Visitors need to reserve timed tickets online and must wear a mask and socially distance. The museum is closed on Thanksgiving, but open during regular hours the rest of the week. Go to Nelson-Atkins.org for more information.
"Real Black: A Spectrum of the Black Present" at the UMKC Gallery of Art
The work of 11 Black Kansas City artists is on display through Dec. 11 at the art gallery in the Fine Arts Building on UMKC's Volker campus. The gallery is hosting a family event the day after Thanksgiving so folks can see the exhibit outside of regularly scheduled hours. A RSVP is required, and admittance will be metered to limit the number of people in the exhibit at one time.

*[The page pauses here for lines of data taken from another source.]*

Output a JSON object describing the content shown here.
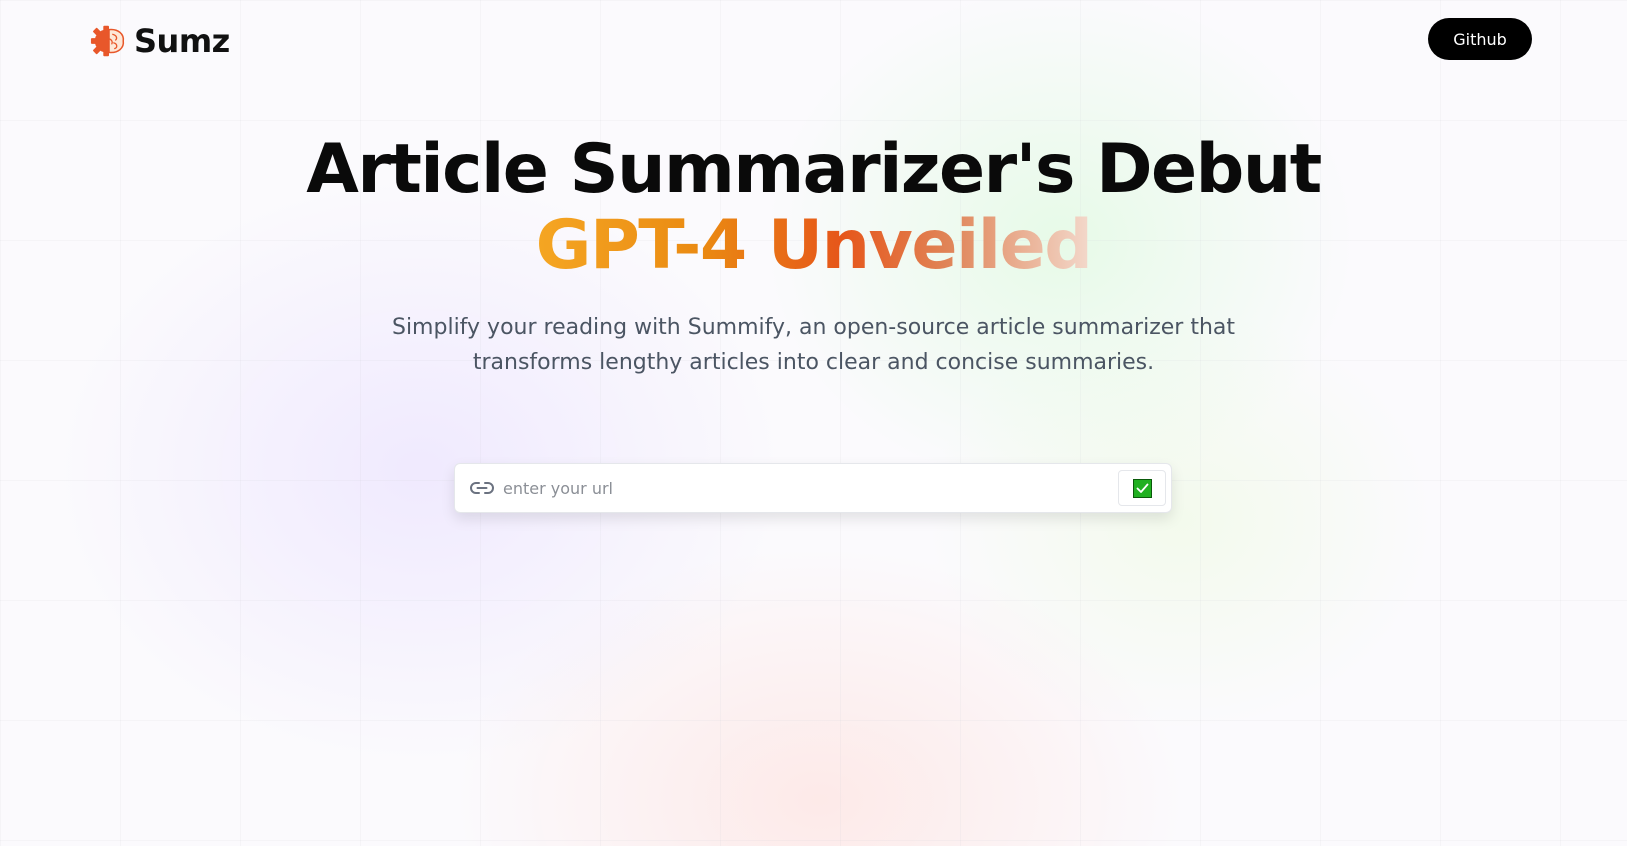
{
  "navbar": {
    "logo_text": "Sumz",
    "logo_icon": "brain-gear-icon",
    "github_label": "Github"
  },
  "hero": {
    "title_line1": "Article Summarizer's Debut",
    "title_line2": "GPT-4 Unveiled",
    "subtitle": "Simplify your reading with Summify, an open-source article summarizer that transforms lengthy articles into clear and concise summaries."
  },
  "search": {
    "placeholder": "enter your url",
    "value": "",
    "link_icon": "link-icon",
    "submit_icon": "check-mark-icon"
  },
  "colors": {
    "accent_orange": "#ea8a12",
    "accent_red_orange": "#e6561a",
    "button_dark": "#000000",
    "submit_green": "#20b020"
  }
}
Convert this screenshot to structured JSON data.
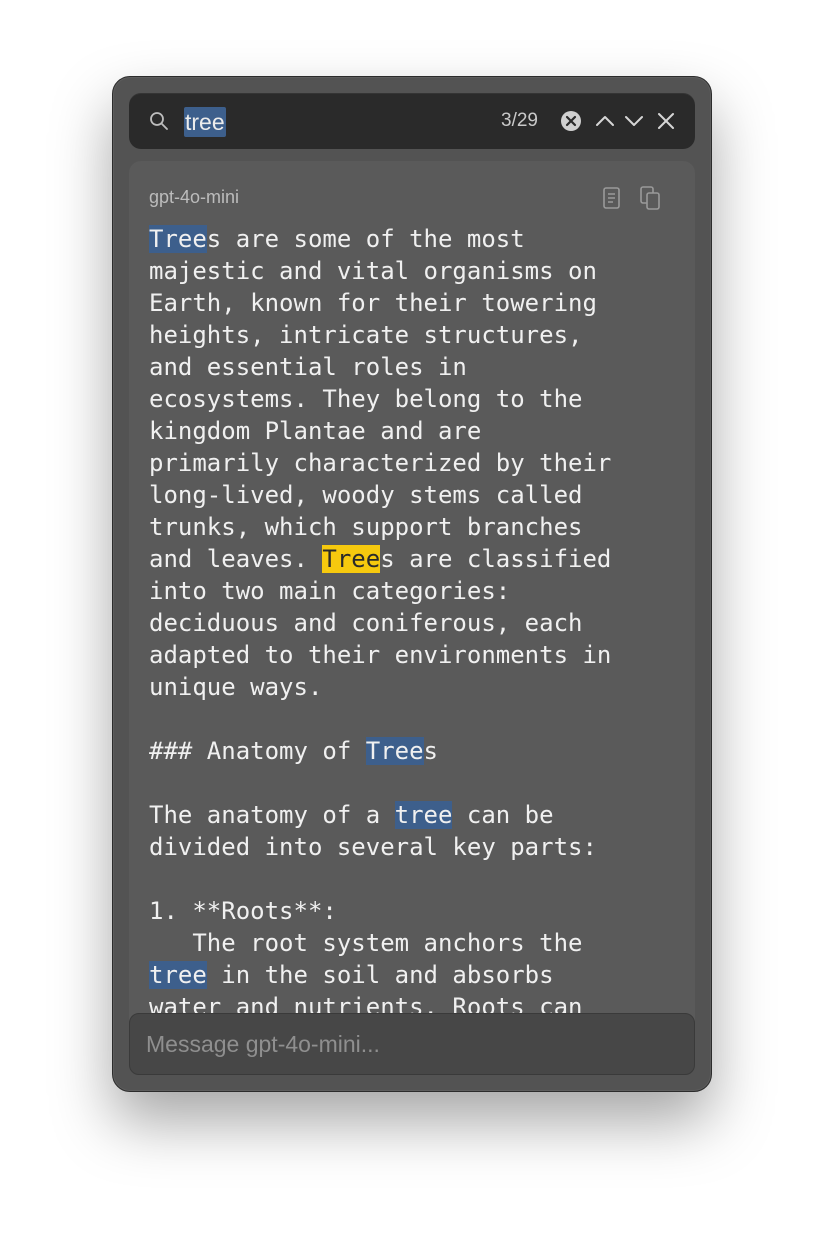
{
  "search": {
    "query": "tree",
    "match_count": "3/29"
  },
  "message": {
    "model": "gpt-4o-mini",
    "lines": [
      [
        {
          "t": "Tree",
          "h": 1
        },
        {
          "t": "s are some of the most"
        }
      ],
      [
        {
          "t": "majestic and vital organisms on"
        }
      ],
      [
        {
          "t": "Earth, known for their towering"
        }
      ],
      [
        {
          "t": "heights, intricate structures,"
        }
      ],
      [
        {
          "t": "and essential roles in"
        }
      ],
      [
        {
          "t": "ecosystems. They belong to the"
        }
      ],
      [
        {
          "t": "kingdom Plantae and are"
        }
      ],
      [
        {
          "t": "primarily characterized by their"
        }
      ],
      [
        {
          "t": "long-lived, woody stems called"
        }
      ],
      [
        {
          "t": "trunks, which support branches"
        }
      ],
      [
        {
          "t": "and leaves. "
        },
        {
          "t": "Tree",
          "h": 2
        },
        {
          "t": "s are classified"
        }
      ],
      [
        {
          "t": "into two main categories:"
        }
      ],
      [
        {
          "t": "deciduous and coniferous, each"
        }
      ],
      [
        {
          "t": "adapted to their environments in"
        }
      ],
      [
        {
          "t": "unique ways."
        }
      ],
      [
        {
          "t": ""
        }
      ],
      [
        {
          "t": "### Anatomy of "
        },
        {
          "t": "Tree",
          "h": 1
        },
        {
          "t": "s"
        }
      ],
      [
        {
          "t": ""
        }
      ],
      [
        {
          "t": "The anatomy of a "
        },
        {
          "t": "tree",
          "h": 1
        },
        {
          "t": " can be"
        }
      ],
      [
        {
          "t": "divided into several key parts:"
        }
      ],
      [
        {
          "t": ""
        }
      ],
      [
        {
          "t": "1. **Roots**:"
        }
      ],
      [
        {
          "t": "   The root system anchors the"
        }
      ],
      [
        {
          "t": "tree",
          "h": 1
        },
        {
          "t": " in the soil and absorbs"
        }
      ],
      [
        {
          "t": "water and nutrients. Roots can"
        }
      ]
    ]
  },
  "composer": {
    "placeholder": "Message gpt-4o-mini..."
  },
  "colors": {
    "highlight": "#3d5f8c",
    "current_highlight": "#f6c90e",
    "window_bg": "#535353"
  }
}
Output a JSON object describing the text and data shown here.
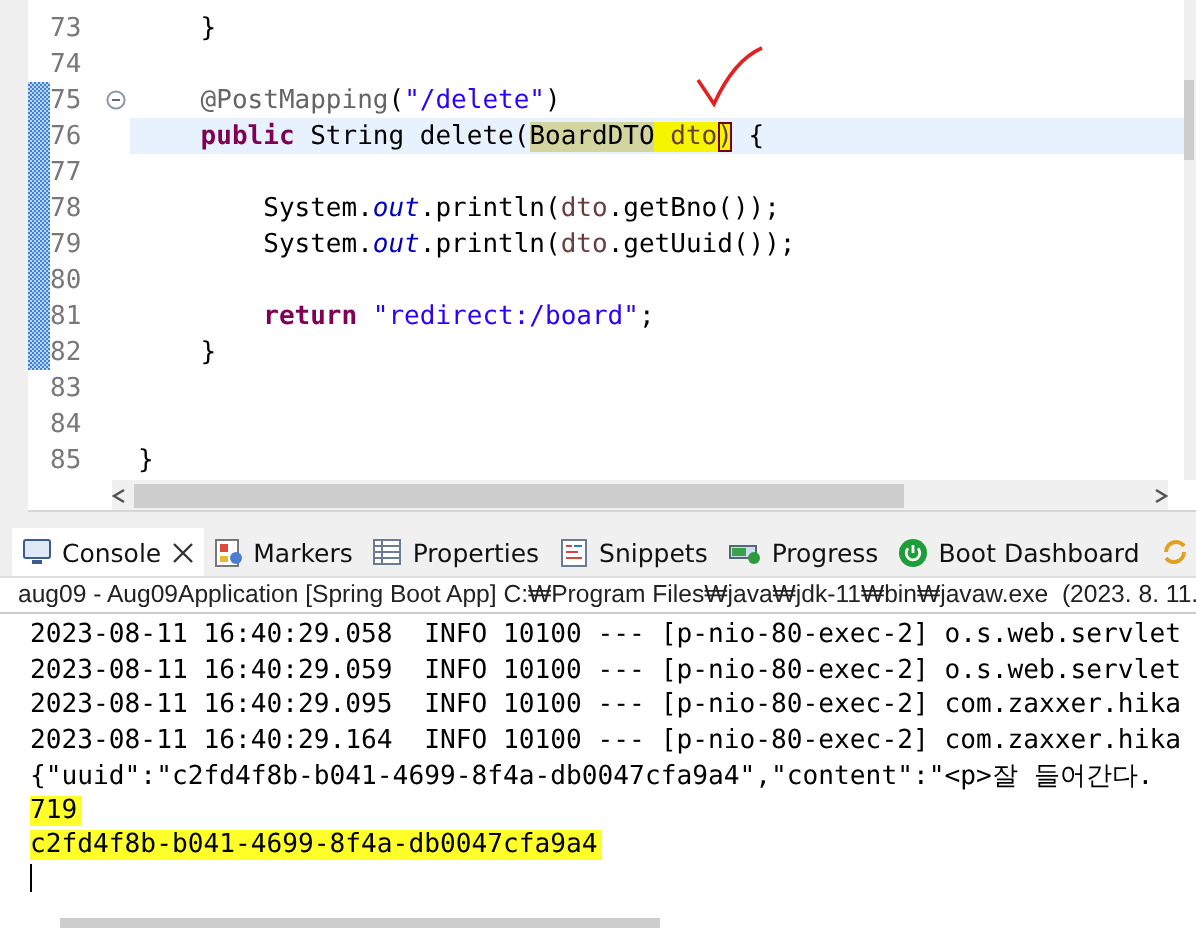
{
  "editor": {
    "lines": [
      {
        "number": "73",
        "current": false,
        "changed": false,
        "fold": false,
        "tokens": [
          {
            "kind": "plain",
            "text": "    }"
          }
        ]
      },
      {
        "number": "74",
        "current": false,
        "changed": false,
        "fold": false
      },
      {
        "number": "75",
        "current": false,
        "changed": true,
        "fold": true,
        "tokens": [
          {
            "kind": "annotation",
            "text": "    @PostMapping"
          },
          {
            "kind": "plain",
            "text": "("
          },
          {
            "kind": "string",
            "text": "\"/delete\""
          },
          {
            "kind": "plain",
            "text": ")"
          }
        ]
      },
      {
        "number": "76",
        "current": true,
        "changed": true,
        "fold": false,
        "tokens": [
          {
            "kind": "keyword",
            "text": "    public"
          },
          {
            "kind": "plain",
            "text": " String delete("
          },
          {
            "kind": "occurrence",
            "text": "BoardDTO"
          },
          {
            "kind": "marked_param",
            "text": " dto"
          },
          {
            "kind": "bracket",
            "text": ")"
          },
          {
            "kind": "plain",
            "text": " {"
          }
        ]
      },
      {
        "number": "77",
        "current": false,
        "changed": true,
        "fold": false
      },
      {
        "number": "78",
        "current": false,
        "changed": true,
        "fold": false,
        "tokens": [
          {
            "kind": "plain",
            "text": "        System."
          },
          {
            "kind": "static_field",
            "text": "out"
          },
          {
            "kind": "plain",
            "text": ".println("
          },
          {
            "kind": "param",
            "text": "dto"
          },
          {
            "kind": "plain",
            "text": ".getBno());"
          }
        ]
      },
      {
        "number": "79",
        "current": false,
        "changed": true,
        "fold": false,
        "tokens": [
          {
            "kind": "plain",
            "text": "        System."
          },
          {
            "kind": "static_field",
            "text": "out"
          },
          {
            "kind": "plain",
            "text": ".println("
          },
          {
            "kind": "param",
            "text": "dto"
          },
          {
            "kind": "plain",
            "text": ".getUuid());"
          }
        ]
      },
      {
        "number": "80",
        "current": false,
        "changed": true,
        "fold": false
      },
      {
        "number": "81",
        "current": false,
        "changed": true,
        "fold": false,
        "tokens": [
          {
            "kind": "keyword",
            "text": "        return"
          },
          {
            "kind": "string",
            "text": " \"redirect:/board\""
          },
          {
            "kind": "plain",
            "text": ";"
          }
        ]
      },
      {
        "number": "82",
        "current": false,
        "changed": true,
        "fold": false,
        "tokens": [
          {
            "kind": "plain",
            "text": "    }"
          }
        ]
      },
      {
        "number": "83",
        "current": false,
        "changed": false,
        "fold": false
      },
      {
        "number": "84",
        "current": false,
        "changed": false,
        "fold": false
      },
      {
        "number": "85",
        "current": false,
        "changed": false,
        "fold": false,
        "tokens": [
          {
            "kind": "plain",
            "text": "}"
          }
        ]
      }
    ]
  },
  "views": {
    "tabs": [
      {
        "label": "Console",
        "selected": true,
        "closable": true
      },
      {
        "label": "Markers",
        "selected": false,
        "closable": false
      },
      {
        "label": "Properties",
        "selected": false,
        "closable": false
      },
      {
        "label": "Snippets",
        "selected": false,
        "closable": false
      },
      {
        "label": "Progress",
        "selected": false,
        "closable": false
      },
      {
        "label": "Boot Dashboard",
        "selected": false,
        "closable": false
      }
    ]
  },
  "console": {
    "title": "aug09 - Aug09Application [Spring Boot App] C:₩Program Files₩java₩jdk-11₩bin₩javaw.exe  (2023. 8. 11.",
    "lines": [
      {
        "text": "2023-08-11 16:40:29.058  INFO 10100 --- [p-nio-80-exec-2] o.s.web.servlet",
        "highlighted": false
      },
      {
        "text": "2023-08-11 16:40:29.059  INFO 10100 --- [p-nio-80-exec-2] o.s.web.servlet",
        "highlighted": false
      },
      {
        "text": "2023-08-11 16:40:29.095  INFO 10100 --- [p-nio-80-exec-2] com.zaxxer.hika",
        "highlighted": false
      },
      {
        "text": "2023-08-11 16:40:29.164  INFO 10100 --- [p-nio-80-exec-2] com.zaxxer.hika",
        "highlighted": false
      },
      {
        "text": "{\"uuid\":\"c2fd4f8b-b041-4699-8f4a-db0047cfa9a4\",\"content\":\"<p>잘 들어간다.",
        "highlighted": false
      },
      {
        "text": "719",
        "highlighted": true
      },
      {
        "text": "c2fd4f8b-b041-4699-8f4a-db0047cfa9a4",
        "highlighted": true
      }
    ]
  }
}
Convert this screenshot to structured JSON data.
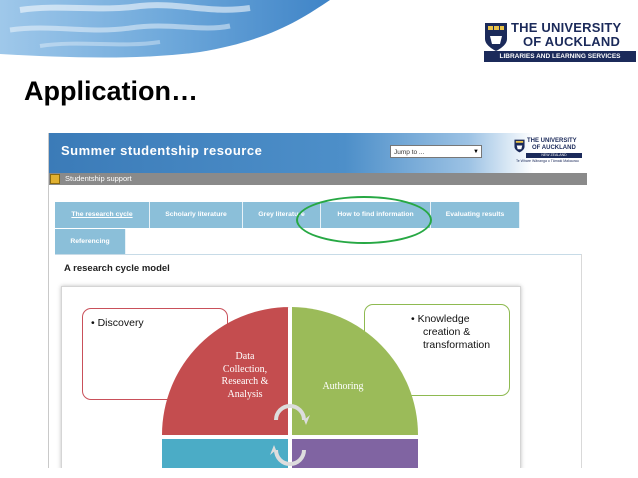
{
  "slide": {
    "title": "Application…",
    "logo": {
      "line1": "THE UNIVERSITY",
      "line2": "OF AUCKLAND",
      "bar": "LIBRARIES AND LEARNING SERVICES"
    }
  },
  "screenshot": {
    "site_title": "Summer studentship resource",
    "jump_to": "Jump to ...",
    "logo": {
      "line1": "THE UNIVERSITY",
      "line2": "OF AUCKLAND",
      "country": "NEW ZEALAND",
      "tagline": "Te Whare Wānanga o Tāmaki Makaurau"
    },
    "breadcrumb": "Studentship support",
    "tabs": [
      {
        "label": "The research cycle",
        "active": true
      },
      {
        "label": "Scholarly literature",
        "active": false
      },
      {
        "label": "Grey literature",
        "active": false
      },
      {
        "label": "How to find information",
        "active": false
      },
      {
        "label": "Evaluating results",
        "active": false
      },
      {
        "label": "Referencing",
        "active": false
      }
    ],
    "section_title": "A research cycle model",
    "diagram": {
      "discovery": "• Discovery",
      "knowledge": [
        "• Knowledge",
        "creation &",
        "transformation"
      ],
      "data_collection": [
        "Data",
        "Collection,",
        "Research &",
        "Analysis"
      ],
      "authoring": "Authoring"
    }
  },
  "colors": {
    "header_blue": "#3b7bb8",
    "tab_blue": "#8bbfd9",
    "segment_red": "#c44d4f",
    "segment_green": "#9bbb59",
    "segment_teal": "#4bacc6",
    "segment_purple": "#8064a2",
    "highlight_green": "#27a844",
    "logo_navy": "#1b2a5a"
  }
}
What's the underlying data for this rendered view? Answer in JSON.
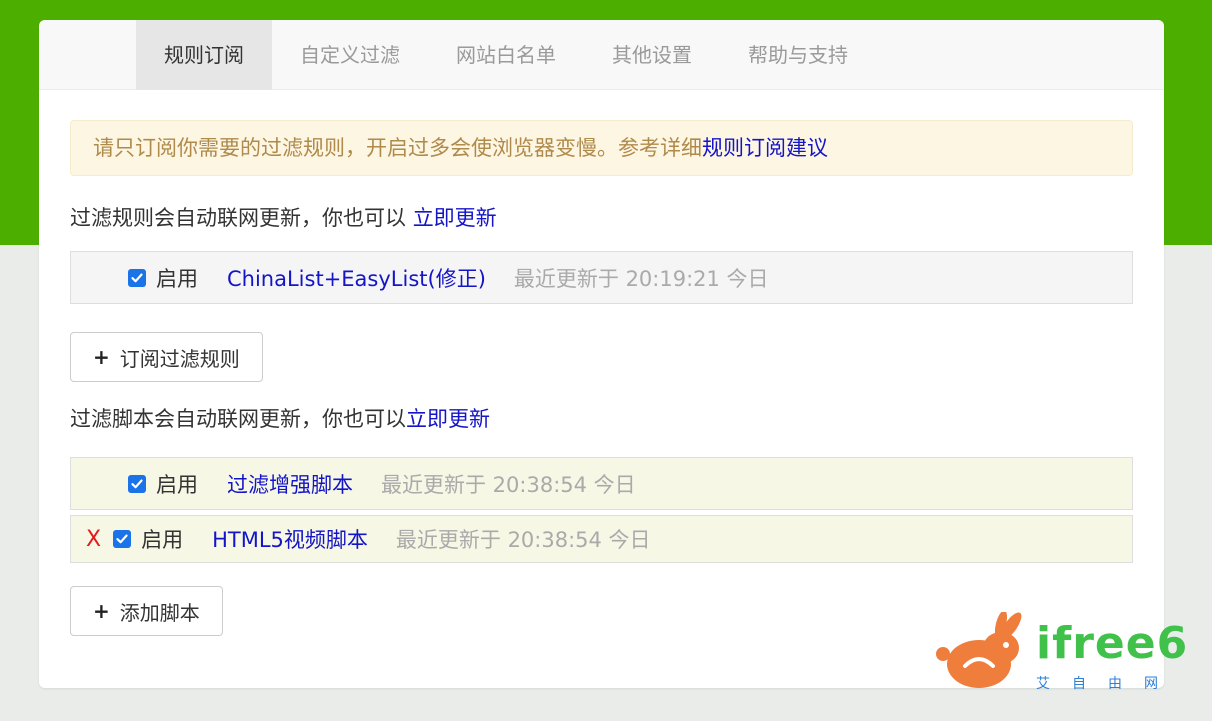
{
  "colors": {
    "header_band": "#4caf00",
    "link": "#1414c8",
    "alert_bg": "#fdf6e3",
    "alert_text": "#b08a4a",
    "delete": "#e21b1b",
    "logo_green": "#3fc14a",
    "logo_orange": "#ef7d3c"
  },
  "tabs": [
    {
      "label": "规则订阅",
      "active": true
    },
    {
      "label": "自定义过滤",
      "active": false
    },
    {
      "label": "网站白名单",
      "active": false
    },
    {
      "label": "其他设置",
      "active": false
    },
    {
      "label": "帮助与支持",
      "active": false
    }
  ],
  "alert": {
    "text": "请只订阅你需要的过滤规则，开启过多会使浏览器变慢。参考详细",
    "link": "规则订阅建议"
  },
  "rules_section": {
    "info": "过滤规则会自动联网更新，你也可以 ",
    "update_link": "立即更新",
    "items": [
      {
        "checked": true,
        "enable_label": "启用",
        "name": "ChinaList+EasyList(修正)",
        "updated": "最近更新于 20:19:21 今日"
      }
    ],
    "subscribe_button": "订阅过滤规则"
  },
  "scripts_section": {
    "info": "过滤脚本会自动联网更新，你也可以",
    "update_link": "立即更新",
    "items": [
      {
        "checked": true,
        "deletable": false,
        "enable_label": "启用",
        "name": "过滤增强脚本",
        "updated": "最近更新于 20:38:54 今日"
      },
      {
        "checked": true,
        "deletable": true,
        "delete_label": "X",
        "enable_label": "启用",
        "name": "HTML5视频脚本",
        "updated": "最近更新于 20:38:54 今日"
      }
    ],
    "add_button": "添加脚本"
  },
  "watermark": {
    "brand": "ifree6",
    "sub": "艾自由网",
    "icon": "rabbit-icon"
  }
}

"Real Black: A Spectrum of the Black Present" illustrates both the experiences of living Black artists and visions of the future, according to the gallery's website, and includes pieces by Danielle Randle, Kat Looney and the late muralist Evan Jackson.
"We selected the work to fit into three areas, works which highlight acts of social justice, the beauty of Black reality as well as works that focus on the feature," UMKC art student and exhibit co-curator Shaka Myrick told KC Studio last month."
Modern pop culture is weaved with call-outs to descendants of slaves in Aaron Cecil's mixed-media offerings. Black love and "framily" — friends as family — are on full display in Makayla Booker's “Blaque 365: Group Dynamics" photos.
More information about safety precautions and attending the gallery's family Friday event can be found at the UMKC Gallery of Art's website.